Dr. James H. Fallon, professor of anatomy and neurobiology at the University of California at Irvine College of Medicine, told Life that neuroscience discoveries of the last decade let researchers predict- and, even to a very limited degree, control- a phenomenon once thought uncontrollable: love.
"We are at the dawn of a new beginning, where people may soon never have to suffer the pain of love's slings and arrows," such as rejection, bonding difficulties, and attachment disorders, Dr. Fallon told the magazine.
He believes that within the decade there could be brain chemical nasal sprays to enhance desire and love between a couple. "We're very close. And that's not just happy talk," Dr. Fallon says.

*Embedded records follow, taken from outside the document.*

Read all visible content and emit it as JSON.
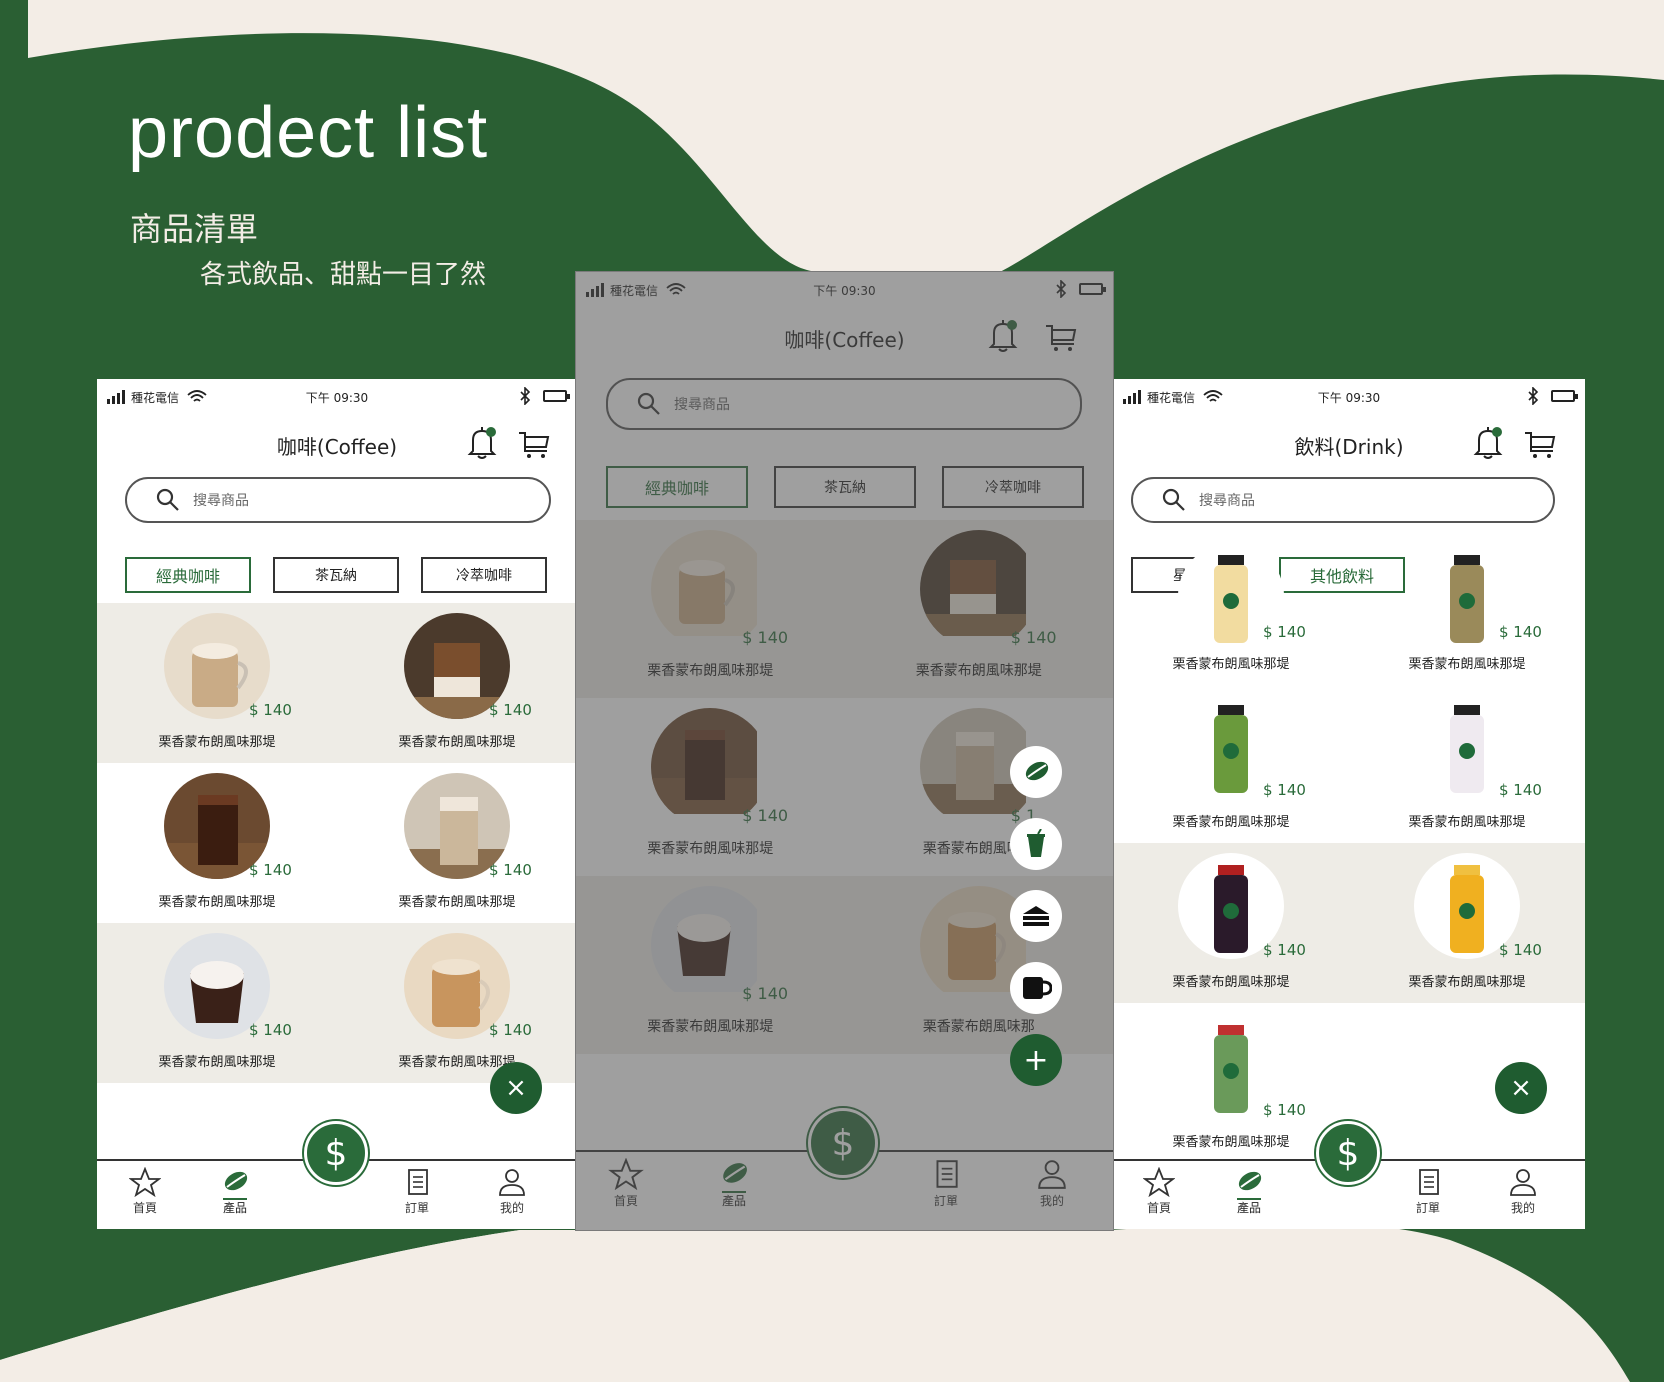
{
  "hero": {
    "title": "prodect list",
    "subtitle": "商品清單",
    "tagline": "各式飲品、甜點一目了然"
  },
  "colors": {
    "brand": "#2a6b3a",
    "bg": "#f3ede6",
    "wave": "#2a5f33"
  },
  "status": {
    "carrier": "種花電信",
    "time": "下午 09:30"
  },
  "phones": {
    "left": {
      "title": "咖啡(Coffee)",
      "search_placeholder": "搜尋商品",
      "chips": [
        "經典咖啡",
        "茶瓦納",
        "冷萃咖啡"
      ],
      "active_chip": 0,
      "products": [
        {
          "price": "$ 140",
          "name": "栗香蒙布朗風味那堤",
          "img": "latte"
        },
        {
          "price": "$ 140",
          "name": "栗香蒙布朗風味那堤",
          "img": "dalgona"
        },
        {
          "price": "$ 140",
          "name": "栗香蒙布朗風味那堤",
          "img": "iced-americano"
        },
        {
          "price": "$ 140",
          "name": "栗香蒙布朗風味那堤",
          "img": "iced-latte"
        },
        {
          "price": "$ 140",
          "name": "栗香蒙布朗風味那堤",
          "img": "macchiato"
        },
        {
          "price": "$ 140",
          "name": "栗香蒙布朗風味那堤",
          "img": "cappuccino"
        }
      ]
    },
    "middle": {
      "title": "咖啡(Coffee)",
      "search_placeholder": "搜尋商品",
      "chips": [
        "經典咖啡",
        "茶瓦納",
        "冷萃咖啡"
      ],
      "products": [
        {
          "price": "$ 140",
          "name": "栗香蒙布朗風味那堤",
          "img": "latte"
        },
        {
          "price": "$ 140",
          "name": "栗香蒙布朗風味那堤",
          "img": "dalgona"
        },
        {
          "price": "$ 140",
          "name": "栗香蒙布朗風味那堤",
          "img": "iced-americano"
        },
        {
          "price": "$ 1",
          "name": "栗香蒙布朗風味那",
          "img": "iced-latte"
        },
        {
          "price": "$ 140",
          "name": "栗香蒙布朗風味那堤",
          "img": "macchiato"
        },
        {
          "price": "$ 1",
          "name": "栗香蒙布朗風味那",
          "img": "cappuccino"
        }
      ]
    },
    "right": {
      "title": "飲料(Drink)",
      "search_placeholder": "搜尋商品",
      "chips": [
        "星冰樂",
        "其他飲料"
      ],
      "active_chip": 1,
      "products": [
        {
          "price": "$ 140",
          "name": "栗香蒙布朗風味那堤",
          "img": "bottle-cream"
        },
        {
          "price": "$ 140",
          "name": "栗香蒙布朗風味那堤",
          "img": "bottle-small"
        },
        {
          "price": "$ 140",
          "name": "栗香蒙布朗風味那堤",
          "img": "bottle-green"
        },
        {
          "price": "$ 140",
          "name": "栗香蒙布朗風味那堤",
          "img": "bottle-white"
        },
        {
          "price": "$ 140",
          "name": "栗香蒙布朗風味那堤",
          "img": "bottle-dark"
        },
        {
          "price": "$ 140",
          "name": "栗香蒙布朗風味那堤",
          "img": "bottle-orange"
        },
        {
          "price": "$ 140",
          "name": "栗香蒙布朗風味那堤",
          "img": "bottle-glass"
        }
      ]
    }
  },
  "tabs": {
    "home": "首頁",
    "products": "產品",
    "orders": "訂單",
    "mine": "我的"
  },
  "icons": {
    "pay": "$",
    "close": "×",
    "add": "+"
  }
}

Mr. Friar of Ferris State University in Big Rapids, Mich., believes such predictions are "a little far-fetched." In an interview, he says it's possible such beneficial treatments may become available. But he dismisses the notion they will be cure-alls.

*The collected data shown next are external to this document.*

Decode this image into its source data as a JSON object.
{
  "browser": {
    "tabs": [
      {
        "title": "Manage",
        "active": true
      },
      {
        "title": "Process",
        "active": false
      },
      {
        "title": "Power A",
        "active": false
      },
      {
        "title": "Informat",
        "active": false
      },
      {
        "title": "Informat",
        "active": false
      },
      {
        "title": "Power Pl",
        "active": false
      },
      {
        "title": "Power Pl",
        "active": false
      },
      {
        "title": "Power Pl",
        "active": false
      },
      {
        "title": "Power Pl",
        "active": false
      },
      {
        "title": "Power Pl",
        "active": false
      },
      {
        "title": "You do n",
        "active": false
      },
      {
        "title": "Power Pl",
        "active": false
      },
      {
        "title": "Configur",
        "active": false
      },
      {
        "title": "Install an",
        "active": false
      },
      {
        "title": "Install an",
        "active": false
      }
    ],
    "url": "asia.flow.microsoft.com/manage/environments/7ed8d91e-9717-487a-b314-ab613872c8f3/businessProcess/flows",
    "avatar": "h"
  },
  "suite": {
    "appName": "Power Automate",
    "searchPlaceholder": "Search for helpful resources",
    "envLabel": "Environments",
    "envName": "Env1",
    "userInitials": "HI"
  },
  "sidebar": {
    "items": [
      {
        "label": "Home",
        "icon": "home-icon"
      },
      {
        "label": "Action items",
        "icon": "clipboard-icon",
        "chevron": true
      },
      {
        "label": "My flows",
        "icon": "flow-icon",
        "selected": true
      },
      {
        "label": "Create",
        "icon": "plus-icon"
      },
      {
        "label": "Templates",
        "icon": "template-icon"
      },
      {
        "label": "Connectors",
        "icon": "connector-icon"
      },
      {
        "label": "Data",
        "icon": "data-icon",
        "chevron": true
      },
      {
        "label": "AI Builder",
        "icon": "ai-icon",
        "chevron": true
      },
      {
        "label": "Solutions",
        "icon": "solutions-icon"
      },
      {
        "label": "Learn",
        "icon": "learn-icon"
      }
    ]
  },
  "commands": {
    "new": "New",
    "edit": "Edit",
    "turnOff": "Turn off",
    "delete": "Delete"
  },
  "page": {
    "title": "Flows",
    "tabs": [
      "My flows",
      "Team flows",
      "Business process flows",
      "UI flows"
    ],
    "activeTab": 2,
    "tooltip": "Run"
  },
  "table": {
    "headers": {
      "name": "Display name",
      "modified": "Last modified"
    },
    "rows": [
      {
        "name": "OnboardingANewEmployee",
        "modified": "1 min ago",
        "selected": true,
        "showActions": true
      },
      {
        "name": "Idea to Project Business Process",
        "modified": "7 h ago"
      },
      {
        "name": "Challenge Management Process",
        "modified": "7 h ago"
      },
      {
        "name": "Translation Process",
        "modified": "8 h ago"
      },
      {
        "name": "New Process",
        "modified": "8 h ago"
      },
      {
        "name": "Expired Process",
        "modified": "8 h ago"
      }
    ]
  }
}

Neuro-transmitters do play a role" in sparking romance and making it last, he says in a telephone interview. "But they are not the only factor,' he quickly adds.
Mr. Friar points to an experiment with lab rats that dramatized the role oxytocin plays in fostering exclusive attachment to one love object. In the experiment, he says, a female rat in heat was injected with oxytocin as she watched a particular male rat. The female was then placed in a group of male rats that included the one she saw when she received the hormone.

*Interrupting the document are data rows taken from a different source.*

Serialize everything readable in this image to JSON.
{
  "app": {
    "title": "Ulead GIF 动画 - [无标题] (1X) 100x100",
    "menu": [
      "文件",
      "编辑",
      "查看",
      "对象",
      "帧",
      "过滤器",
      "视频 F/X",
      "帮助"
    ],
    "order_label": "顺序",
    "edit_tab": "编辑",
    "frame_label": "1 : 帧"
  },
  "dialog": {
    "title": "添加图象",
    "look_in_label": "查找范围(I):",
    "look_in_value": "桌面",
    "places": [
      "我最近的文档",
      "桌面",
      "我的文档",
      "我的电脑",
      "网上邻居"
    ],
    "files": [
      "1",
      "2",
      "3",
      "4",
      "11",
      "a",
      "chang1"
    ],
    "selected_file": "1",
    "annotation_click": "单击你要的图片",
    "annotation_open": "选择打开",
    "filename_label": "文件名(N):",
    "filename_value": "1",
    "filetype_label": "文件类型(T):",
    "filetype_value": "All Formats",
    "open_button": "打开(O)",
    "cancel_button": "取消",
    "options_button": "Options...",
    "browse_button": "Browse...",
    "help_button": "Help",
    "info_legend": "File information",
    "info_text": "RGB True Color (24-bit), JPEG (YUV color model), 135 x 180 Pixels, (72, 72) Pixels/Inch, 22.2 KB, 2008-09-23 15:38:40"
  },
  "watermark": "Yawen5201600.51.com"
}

"The female rat then fought off all the other male rats to get to the one she saw when she was given oxytocin," Mr. Friar says.
But he cautions that a human female receiving oxytocin wouldn't necessarily respond that way. He notes that if he didn't bathe for six months, his wife wouldn't respond to him sexually, no matter how much oxytocin she received while observing him.
"The human brain is so complicated. There is tremendous inter-play...hormones are part of a very big picture," he says.
Mr. Friar says an individuals family background and "current environment" are also factors in the outcome of a relationship. "It's not as simple as saying a nasal spray will take care of everything. You really have to work at it," he says.
"My wife and I have been married 37 years, and I make a point of complimenting her once or twice a day...and I recently surprised her by giving her a pair of pearl earrings- which I knew she really liked and wanted- when we were together on an airplane flying over the ocean," he says.
He argues that oxytocin alone can't be counted on to keep a relationship intact, saying levels of the hormone "begin to drop after four or five years."
Levels of oxytocin would seem to be inadequate in so-called "sex addicts" and others who move from affair to affair rather than face long-term commitment. Such persons, Mr. Walsh says, discover they "cant' get the same love high [they've come to expect and desire] with the same person," so they move on to another conquest.